But it's harder to understand why.
And yeah.
No, I'm done.
Okay.
I wanted to go back to GPUs. sure uh how are they different from regular cpus
oh boy that is a very broad question um so the first thing i would say is that a gpu is
not like a cpu is not even necessarily the right comparison for a GPU off the start.
A GPU is much more than just a compute core.
It's a batch-oriented bandwidth processor.
And I'm going to pull out my favorite analogy,
which is that mainframes and GPUs have a lot of things in common. right? They're both systems that are designed
to process huge amounts of data
in a batch-oriented fashion
where you don't care so much
about how long it takes to process
any individual record in the case of a mainframe
or pixel in the case of a GPU,
but you care about the aggregate throughput
of the whole system.
And part, you know, there's sort of, I think of there being sort of four parts of that,
which is a high bandwidth computational core, accelerated input, accelerated output,
and conflict resolution. And both of those are systems that have built all four of those into hardware. So I've wanted to use GPUs on some projects.
And it's usually when I need to optimize signal processing, maybe for images, maybe for lots
of very similar but not quite the same audio channels, lots.
Those are potentially good domains for GPUs.
They're also potentially good domains for a DSP.
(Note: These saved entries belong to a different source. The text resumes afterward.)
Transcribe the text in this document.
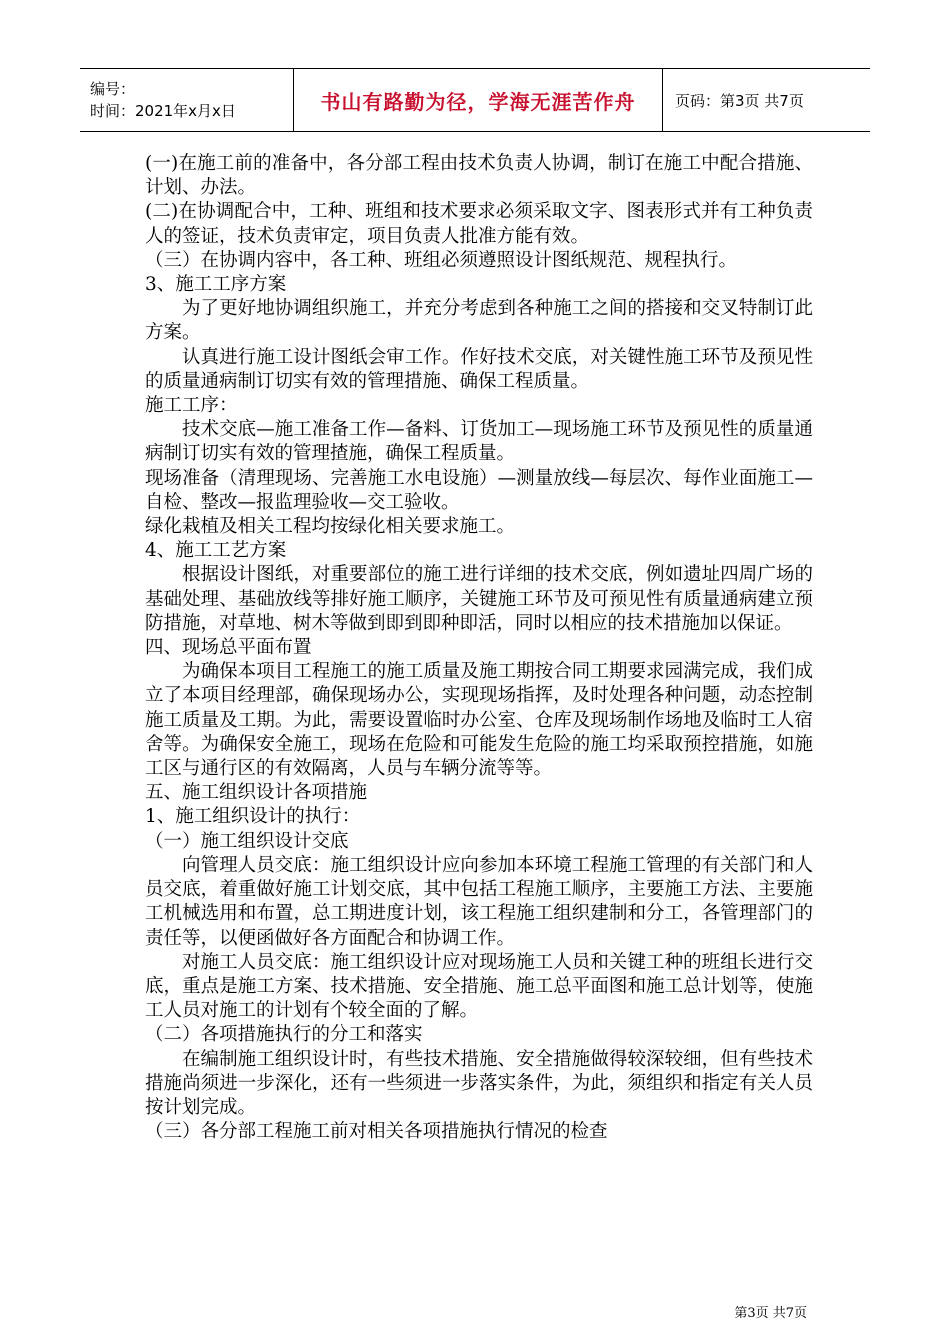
编号：
时间：2021年x月x日	书山有路勤为径，学海无涯苦作舟	页码：第3页 共7页

(一)在施工前的准备中，各分部工程由技术负责人协调，制订在施工中配合措施、计划、办法。

(二)在协调配合中，工种、班组和技术要求必须采取文字、图表形式并有工种负责人的签证，技术负责审定，项目负责人批准方能有效。

（三）在协调内容中，各工种、班组必须遵照设计图纸规范、规程执行。

3、施工工序方案

为了更好地协调组织施工，并充分考虑到各种施工之间的搭接和交叉特制订此方案。

认真进行施工设计图纸会审工作。作好技术交底，对关键性施工环节及预见性的质量通病制订切实有效的管理措施、确保工程质量。

施工工序：

技术交底—施工准备工作—备料、订货加工—现场施工环节及预见性的质量通病制订切实有效的管理揸施，确保工程质量。

现场准备（清理现场、完善施工水电设施）—测量放线—每层次、每作业面施工—自检、整改—报监理验收—交工验收。

绿化栽植及相关工程均按绿化相关要求施工。

4、施工工艺方案

根据设计图纸，对重要部位的施工进行详细的技术交底，例如遗址四周广场的基础处理、基础放线等排好施工顺序，关键施工环节及可预见性有质量通病建立预防措施，对草地、树木等做到即到即种即活，同时以相应的技术措施加以保证。

四、现场总平面布置

为确保本项目工程施工的施工质量及施工期按合同工期要求园满完成，我们成立了本项目经理部，确保现场办公，实现现场指挥，及时处理各种问题，动态控制施工质量及工期。为此，需要设置临时办公室、仓库及现场制作场地及临时工人宿舍等。为确保安全施工，现场在危险和可能发生危险的施工均采取预控措施，如施工区与通行区的有效隔离，人员与车辆分流等等。

五、施工组织设计各项措施

1、施工组织设计的执行：

（一）施工组织设计交底

向管理人员交底：施工组织设计应向参加本环境工程施工管理的有关部门和人员交底，着重做好施工计划交底，其中包括工程施工顺序，主要施工方法、主要施工机械选用和布置，总工期进度计划，该工程施工组织建制和分工，各管理部门的责任等，以便函做好各方面配合和协调工作。

对施工人员交底：施工组织设计应对现场施工人员和关键工种的班组长进行交底，重点是施工方案、技术措施、安全措施、施工总平面图和施工总计划等，使施工人员对施工的计划有个较全面的了解。

（二）各项措施执行的分工和落实

在编制施工组织设计时，有些技术措施、安全措施做得较深较细，但有些技术措施尚须进一步深化，还有一些须进一步落实条件，为此，须组织和指定有关人员按计划完成。

（三）各分部工程施工前对相关各项措施执行情况的检查

第3页 共7页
Well, and that was what we finally went to was DSPs
because they were simpler to explain to everybody,
but also because they were more power efficient
for what we were doing.
So it made sense.
When we think about GPUs,
when we do VR or computer graphics or games
and there are shaders and lots of things moving
and physics engines,
what else can GPUs do?
I mean, where are they interesting
when the G isn't really for graphics?
This is an interesting question, right?
So, I mean, GPUs are originally designed to do one algorithm really, really well,
which is the rasterization algorithm,
which is a total hack that is used for rendering pixels on the screen.
It just happens to work really well well so all computer graphics uses it um and gpgpu or
compute uses of gpu are all about finding ways to take existing problems and sort of poke them until
they happen to look enough like rasterization that they then run well on a gpu yeah um so like i said
i mentioned sort of four four i think of sort of core elements of what makes a GPU a GPU.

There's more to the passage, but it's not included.